The djbdns package features a new client library designed to replace the old BIND res_*/dn_* library.

High-level lookups

The dns library provides several easy-to-use DNS lookup routines: dns_ip4, dns_ip4_qualify, dns_name4, dns_mx, and dns_txt.

dns_ip4_qualify supports the traditional configuration mechanisms for hostname rewriting: $LOCALDOMAIN, /etc/resolv.conf, and gethostname. It also supports a powerful new user-controlled rewriting mechanism.

The functions that read /etc/resolv.conf automatically reread it every ten minutes, so system administrators don't have to kill long-running programs.

Low-level lookups

The dns_domain_* and dns_packet_* functions make it easy to safely parse DNS packets. The dns_transmit_* functions send DNS queries of arbitrary types to arbitrary servers. These are the functions used in the dnscache program.

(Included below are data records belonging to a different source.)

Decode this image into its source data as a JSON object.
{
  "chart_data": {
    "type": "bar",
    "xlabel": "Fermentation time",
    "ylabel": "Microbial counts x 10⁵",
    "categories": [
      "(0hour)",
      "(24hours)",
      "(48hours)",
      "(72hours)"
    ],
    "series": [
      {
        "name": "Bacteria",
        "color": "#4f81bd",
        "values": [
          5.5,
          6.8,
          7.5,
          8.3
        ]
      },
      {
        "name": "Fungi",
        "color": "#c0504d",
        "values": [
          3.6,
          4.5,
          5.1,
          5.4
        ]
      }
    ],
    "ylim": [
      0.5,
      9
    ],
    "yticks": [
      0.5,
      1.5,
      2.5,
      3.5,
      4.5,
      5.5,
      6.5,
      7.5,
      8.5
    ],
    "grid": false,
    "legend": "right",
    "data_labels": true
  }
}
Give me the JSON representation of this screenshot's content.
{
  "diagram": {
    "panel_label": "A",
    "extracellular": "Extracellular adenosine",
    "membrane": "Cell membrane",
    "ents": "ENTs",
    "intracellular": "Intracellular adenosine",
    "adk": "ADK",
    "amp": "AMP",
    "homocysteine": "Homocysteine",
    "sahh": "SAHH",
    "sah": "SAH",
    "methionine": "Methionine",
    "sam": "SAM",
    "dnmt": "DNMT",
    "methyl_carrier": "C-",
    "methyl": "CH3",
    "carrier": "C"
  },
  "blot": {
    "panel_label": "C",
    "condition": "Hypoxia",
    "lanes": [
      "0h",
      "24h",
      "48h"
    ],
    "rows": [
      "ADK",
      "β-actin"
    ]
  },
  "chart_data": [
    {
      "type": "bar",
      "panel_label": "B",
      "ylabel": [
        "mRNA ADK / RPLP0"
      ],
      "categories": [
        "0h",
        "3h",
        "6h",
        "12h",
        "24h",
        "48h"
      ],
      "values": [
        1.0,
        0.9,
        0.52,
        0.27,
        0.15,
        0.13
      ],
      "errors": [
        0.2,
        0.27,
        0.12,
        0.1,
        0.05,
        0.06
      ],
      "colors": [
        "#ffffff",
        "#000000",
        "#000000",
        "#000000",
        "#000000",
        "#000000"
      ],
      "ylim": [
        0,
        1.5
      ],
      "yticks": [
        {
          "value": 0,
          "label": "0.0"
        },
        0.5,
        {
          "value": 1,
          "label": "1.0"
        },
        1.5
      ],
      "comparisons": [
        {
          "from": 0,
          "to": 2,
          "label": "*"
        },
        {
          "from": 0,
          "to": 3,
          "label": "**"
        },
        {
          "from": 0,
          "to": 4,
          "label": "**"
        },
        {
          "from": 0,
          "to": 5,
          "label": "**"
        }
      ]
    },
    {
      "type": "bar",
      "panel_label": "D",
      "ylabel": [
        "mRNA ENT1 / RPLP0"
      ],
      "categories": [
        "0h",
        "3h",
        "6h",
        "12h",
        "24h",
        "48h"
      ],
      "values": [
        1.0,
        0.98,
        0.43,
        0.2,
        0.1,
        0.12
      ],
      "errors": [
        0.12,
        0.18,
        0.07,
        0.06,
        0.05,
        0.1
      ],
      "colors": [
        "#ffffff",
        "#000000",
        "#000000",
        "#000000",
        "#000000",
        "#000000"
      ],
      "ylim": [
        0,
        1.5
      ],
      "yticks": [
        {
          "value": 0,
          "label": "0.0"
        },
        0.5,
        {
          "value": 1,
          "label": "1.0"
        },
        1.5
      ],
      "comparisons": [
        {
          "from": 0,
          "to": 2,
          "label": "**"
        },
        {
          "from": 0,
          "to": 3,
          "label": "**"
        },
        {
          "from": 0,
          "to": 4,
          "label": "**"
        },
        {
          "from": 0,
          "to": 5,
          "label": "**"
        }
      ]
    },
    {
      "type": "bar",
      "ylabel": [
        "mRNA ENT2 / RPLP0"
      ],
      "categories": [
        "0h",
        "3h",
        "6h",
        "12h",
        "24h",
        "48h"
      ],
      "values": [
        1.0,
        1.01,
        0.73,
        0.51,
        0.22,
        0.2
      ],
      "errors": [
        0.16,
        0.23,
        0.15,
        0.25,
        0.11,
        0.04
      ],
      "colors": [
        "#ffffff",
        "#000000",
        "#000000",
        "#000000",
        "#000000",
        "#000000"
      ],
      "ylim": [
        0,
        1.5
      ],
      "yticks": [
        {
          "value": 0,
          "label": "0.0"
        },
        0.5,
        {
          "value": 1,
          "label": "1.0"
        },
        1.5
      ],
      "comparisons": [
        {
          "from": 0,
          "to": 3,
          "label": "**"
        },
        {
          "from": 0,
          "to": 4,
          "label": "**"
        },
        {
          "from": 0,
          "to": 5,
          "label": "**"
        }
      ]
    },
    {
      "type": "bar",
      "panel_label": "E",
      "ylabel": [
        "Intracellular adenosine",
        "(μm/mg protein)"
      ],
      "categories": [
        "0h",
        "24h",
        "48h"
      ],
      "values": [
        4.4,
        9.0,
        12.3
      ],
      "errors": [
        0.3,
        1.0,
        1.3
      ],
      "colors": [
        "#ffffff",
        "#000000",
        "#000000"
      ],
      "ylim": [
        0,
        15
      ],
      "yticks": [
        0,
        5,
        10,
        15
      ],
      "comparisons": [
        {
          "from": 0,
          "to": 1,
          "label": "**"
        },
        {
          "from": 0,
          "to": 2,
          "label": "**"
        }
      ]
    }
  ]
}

The dns library, unlike the BIND client library, has no problems looking up addresses for non-ASCII domain names.

Asynchronous lookups

UNIX offers three levels of support for parallel DNS lookups:
  1. Multiple processes. Any client library can be used here.
  2. Multiple threads. The client library must be threadable. (This means that, in functions that wait for responses, global variables are protected with mutexes, and are not used while the function is waiting. Other functions can be mutexed by the caller.) Thread creation is generally faster than process creation.
  3. Event handling with poll or select. The client library must be asynchronous. (This means that none of the functions wait for responses. Event information is passed to the caller.) Event handling is generally the fastest solution, but puts the most stringent requirements on the client library. Asynchronous libraries are automatically threadable.

The dns_transmit_* functions are asynchronous. The high-level features of dns_ip4, dns_name4, etc. are available as asynchronous functions: dns_ip4_packet, dns_name4_packet, etc. There is a sample dnsfilter program that shows how to do many PTR lookups in parallel.

Memory use

The old res_query function places its packets in a user-supplied buffer. The buffer is inevitably much too large for typical results, wasting memory, and too small for large results, making lookups fail on occasion.

In contrast, the dns functions dynamically allocate the right amount of space for incoming DNS packets and for final results.